La copertura forestale in Umbria, seppur ridotta e degradata dagli innumerevoli disboscamenti avvenuti in passato, occupa circa 1/3 della superficie regionale. Si tratta in genere di boschi con prevalenza di arboree termofile (roverella, carpino, orniello) e di quelle mesofile (cerro, rovere, farnia). In riferimento al contesto nazionale la regione contribuisce solamente con il 1,6% allo sviluppo del settore.

legname Umbria

La provincia di Perugia rappresenta il punto di maggior insediamento, dato che il 70,83% delle imprese operanti nel commercio all’ingrosso di legname si raggruppano all’interno di questa precisa zona geografica. Il numero di dipendenti presenti nel settore è notevolmente limitato, visto che il 89,58% delle società possiede meno di 5 lavoratori subordinati, tra i quali la presenza femminile risulta essere molto esigua.

Le operazioni di import – export dei prodotti legnosi e dei suoi derivati rappresentano un importante rilevatore per conoscere le reali potenzialità della filiera del legno. In termini assoluti, i volumi delle importazioni e delle esportazioni del legname e dei suoi sottoprodotti negli ultimi anni risultano superiori rispetto agli indicatori fatti registrare nel 2005, ma si riscontra una propensione alla diminuzione nella percentuale delle stesse rispetto all’ammontare complessivo dell’import-export in Umbria.

Le maggior parte delle imprese di settore sono di recente costituzione, infatti l’81,25% delle stesse ha iniziato la propria attività a partire dagli anni 2000. La regione Umbria negli ultimi due anni ha raddoppiato le risorse messe a disposizione per sostenere l’innovazione delle piccole e medie imprese, attraverso la concessione di contributi per lo sviluppo dell’e-commerce e per l’acquisizione di servizi digitali in formato Cloud Computing.
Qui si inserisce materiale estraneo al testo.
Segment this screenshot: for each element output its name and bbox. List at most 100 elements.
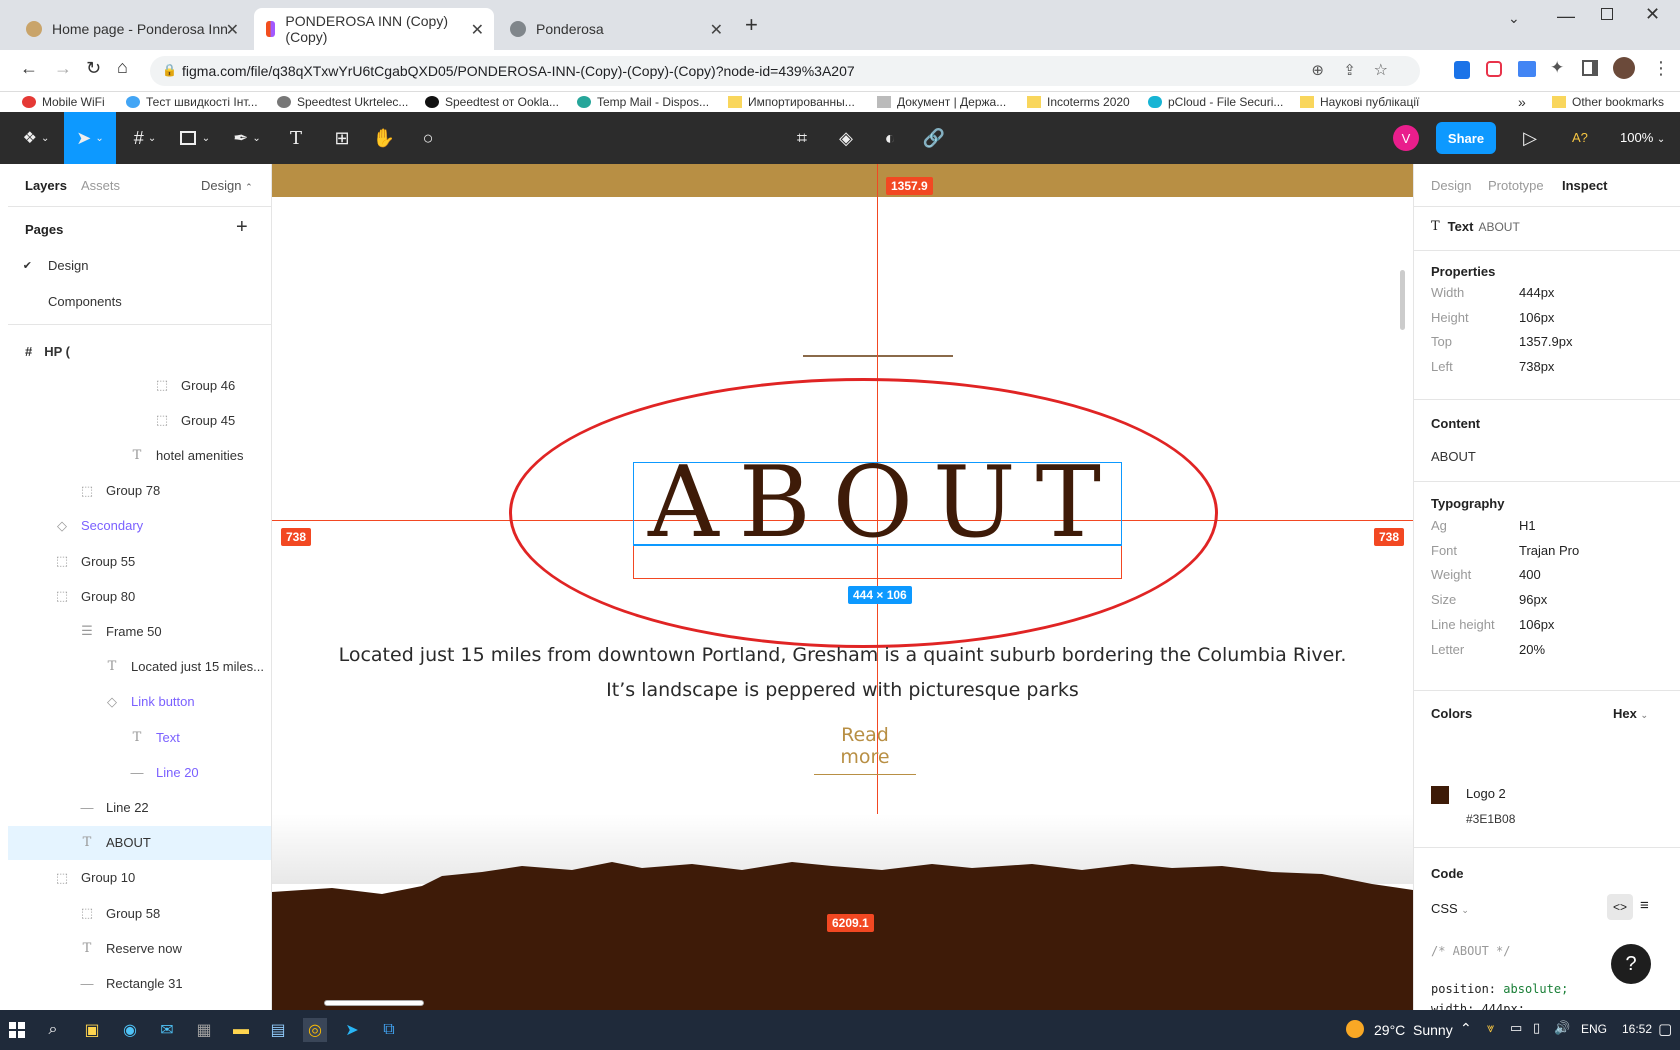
close-window-icon[interactable]: ✕ — [1645, 4, 1660, 25]
page-item-components[interactable]: Components — [8, 284, 271, 318]
tab-inspect[interactable]: Inspect — [1562, 178, 1608, 193]
property-value[interactable]: Trajan Pro — [1519, 543, 1579, 563]
layer-row[interactable]: — Line 20 — [8, 755, 271, 789]
zoom-icon[interactable]: ⊕ — [1311, 61, 1324, 79]
bookmark-item[interactable]: Документ | Держа... — [877, 92, 1006, 112]
bookmark-folder[interactable]: Импортированны... — [728, 92, 855, 112]
windows-start-icon[interactable] — [5, 1018, 29, 1042]
property-value[interactable]: 96px — [1519, 592, 1547, 612]
browser-menu-icon[interactable]: ⋮ — [1652, 58, 1670, 79]
volume-icon[interactable]: 🔊 — [1554, 1020, 1570, 1036]
tab-layers[interactable]: Layers — [25, 178, 67, 193]
share-page-icon[interactable]: ⇪ — [1343, 61, 1356, 79]
color-hex[interactable]: #3E1B08 — [1466, 812, 1515, 826]
edge-icon[interactable]: ◉ — [118, 1018, 142, 1042]
close-tab-icon[interactable]: ✕ — [471, 20, 484, 40]
property-value[interactable]: 400 — [1519, 567, 1541, 587]
move-tool-icon[interactable]: ➤ ⌄ — [64, 112, 116, 164]
layer-row[interactable]: T Reserve now — [8, 931, 271, 965]
other-bookmarks[interactable]: Other bookmarks — [1552, 92, 1664, 112]
rectangle-tool-icon[interactable]: ⌄ — [172, 112, 218, 164]
side-panel-icon[interactable] — [1582, 60, 1598, 76]
help-button[interactable]: ? — [1611, 944, 1651, 984]
bookmark-folder[interactable]: Incoterms 2020 — [1027, 92, 1130, 112]
tab-search-chevron-icon[interactable]: ⌄ — [1508, 10, 1520, 27]
input-language[interactable]: ENG — [1581, 1022, 1607, 1036]
layer-row[interactable]: ⬚ Group 55 — [8, 544, 271, 578]
page-item-design[interactable]: ✔ Design — [8, 248, 271, 282]
forward-icon[interactable]: → — [54, 58, 72, 79]
calculator-icon[interactable]: ▦ — [192, 1018, 216, 1042]
reload-icon[interactable]: ↻ — [86, 58, 101, 79]
tab-assets[interactable]: Assets — [81, 178, 120, 193]
user-avatar[interactable]: V — [1393, 125, 1419, 151]
property-value[interactable]: H1 — [1519, 518, 1536, 538]
frame-layer-hp[interactable]: # HP ( — [8, 334, 271, 368]
accessibility-check-label[interactable]: A? — [1572, 130, 1588, 145]
layer-row[interactable]: — Line 22 — [8, 790, 271, 824]
property-value[interactable]: 1357.9px — [1519, 334, 1573, 354]
pocket-icon[interactable] — [1486, 61, 1502, 77]
read-more-link[interactable]: Read more — [814, 724, 916, 775]
bookmark-item[interactable]: Speedtest от Ookla... — [425, 92, 559, 112]
code-language-dropdown[interactable]: CSS ⌄ — [1431, 901, 1469, 916]
star-icon[interactable]: ☆ — [1374, 60, 1388, 80]
translate-icon[interactable] — [1518, 61, 1536, 77]
bookmark-item[interactable]: Speedtest Ukrtelec... — [277, 92, 408, 112]
property-value[interactable]: 444px — [1519, 285, 1554, 305]
notifications-icon[interactable]: ▢ — [1658, 1020, 1672, 1038]
profile-avatar[interactable] — [1613, 57, 1635, 79]
battery-icon[interactable]: ▯ — [1533, 1020, 1540, 1036]
present-play-icon[interactable]: ▷ — [1515, 112, 1545, 164]
text-tool-icon[interactable]: T — [276, 112, 316, 164]
layer-row[interactable]: ☰ Frame 50 — [8, 614, 271, 648]
maximize-icon[interactable] — [1601, 8, 1613, 20]
network-icon[interactable]: ▭ — [1510, 1020, 1522, 1036]
color-format-dropdown[interactable]: Hex ⌄ — [1613, 706, 1648, 721]
layer-row[interactable]: ◇ Link button — [8, 685, 271, 719]
layer-row[interactable]: T Located just 15 miles... — [8, 650, 271, 684]
content-value[interactable]: ABOUT — [1431, 449, 1476, 464]
property-value[interactable]: 20% — [1519, 642, 1545, 662]
add-page-icon[interactable]: + — [236, 216, 248, 239]
extension-d-icon[interactable] — [1454, 61, 1470, 79]
property-value[interactable]: 106px — [1519, 310, 1554, 330]
extensions-puzzle-icon[interactable]: ✦ — [1550, 58, 1564, 78]
minimize-icon[interactable]: — — [1557, 6, 1575, 27]
bookmark-item[interactable]: Temp Mail - Dispos... — [577, 92, 709, 112]
figma-main-menu-icon[interactable]: ❖ ⌄ — [14, 112, 58, 164]
frame-tool-icon[interactable]: # ⌄ — [122, 112, 168, 164]
property-value[interactable]: 106px — [1519, 617, 1554, 637]
clock[interactable]: 16:52 — [1622, 1022, 1652, 1036]
tray-chevron-icon[interactable]: ⌃ — [1460, 1020, 1472, 1037]
bookmark-item[interactable]: Тест швидкості Інт... — [126, 92, 258, 112]
layer-row[interactable]: — Rectangle 31 — [8, 966, 271, 1000]
layer-row[interactable]: ⬚ Group 78 — [8, 474, 271, 508]
layer-row[interactable]: ◇ Secondary — [8, 509, 271, 543]
hand-tool-icon[interactable]: ✋ — [364, 112, 404, 164]
vscode-icon[interactable]: ⧉ — [377, 1018, 401, 1042]
link-icon[interactable]: 🔗 — [914, 112, 954, 164]
color-swatch[interactable] — [1431, 786, 1449, 804]
browser-tab-figma[interactable]: PONDEROSA INN (Copy) (Copy) ✕ — [254, 8, 494, 50]
tab-design[interactable]: Design — [1431, 178, 1471, 193]
canvas-scrollbar[interactable] — [1400, 270, 1405, 330]
url-input[interactable]: 🔒 figma.com/file/q38qXTxwYrU6tCgabQXD05/… — [150, 56, 1420, 86]
search-icon[interactable]: ⌕ — [41, 1018, 65, 1042]
chrome-icon[interactable]: ◎ — [303, 1018, 327, 1042]
component-tool-icon[interactable]: ◈ — [826, 112, 866, 164]
layer-row[interactable]: ⬚ Group 58 — [8, 896, 271, 930]
resources-icon[interactable]: ⊞ — [322, 112, 362, 164]
layer-row[interactable]: T ABOUT — [8, 825, 271, 860]
bookmark-item[interactable]: pCloud - File Securi... — [1148, 92, 1283, 112]
page-dropdown[interactable]: Design ⌃ — [201, 178, 253, 193]
layer-row[interactable]: ⬚ Group 80 — [8, 579, 271, 613]
back-icon[interactable]: ← — [20, 58, 38, 79]
store-icon[interactable]: ▣ — [80, 1018, 104, 1042]
mail-icon[interactable]: ✉ — [155, 1018, 179, 1042]
browser-tab-ponderosa[interactable]: Ponderosa ✕ — [498, 8, 733, 50]
bookmark-item[interactable]: Mobile WiFi — [22, 92, 105, 112]
tray-app-icon[interactable]: ⩔ — [1487, 1020, 1494, 1036]
more-bookmarks-icon[interactable]: » — [1518, 92, 1526, 112]
close-tab-icon[interactable]: ✕ — [710, 20, 723, 40]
Tuttavia nonostante questo provvedimento il commercio all’ingrosso di legname umbro si presenta ancora come un settore caratterizzato da un forte arretramento dell’aspetto e-commerce.

Ponendo la lente di ingrandimento invece sul fatturato si rileva che le società umbre si collocano per il 22,92% nella fascia 1.000.000 – 4.999.999 €, per il 31,25% in quella 500.000 – 999.999 € e per il 14,58% nella fascia 100.000 – 499.999 €. Le imprese che dichiarano un fatturato inferiore a 100.000 € rappresentano il 5,16% dell’insieme totale.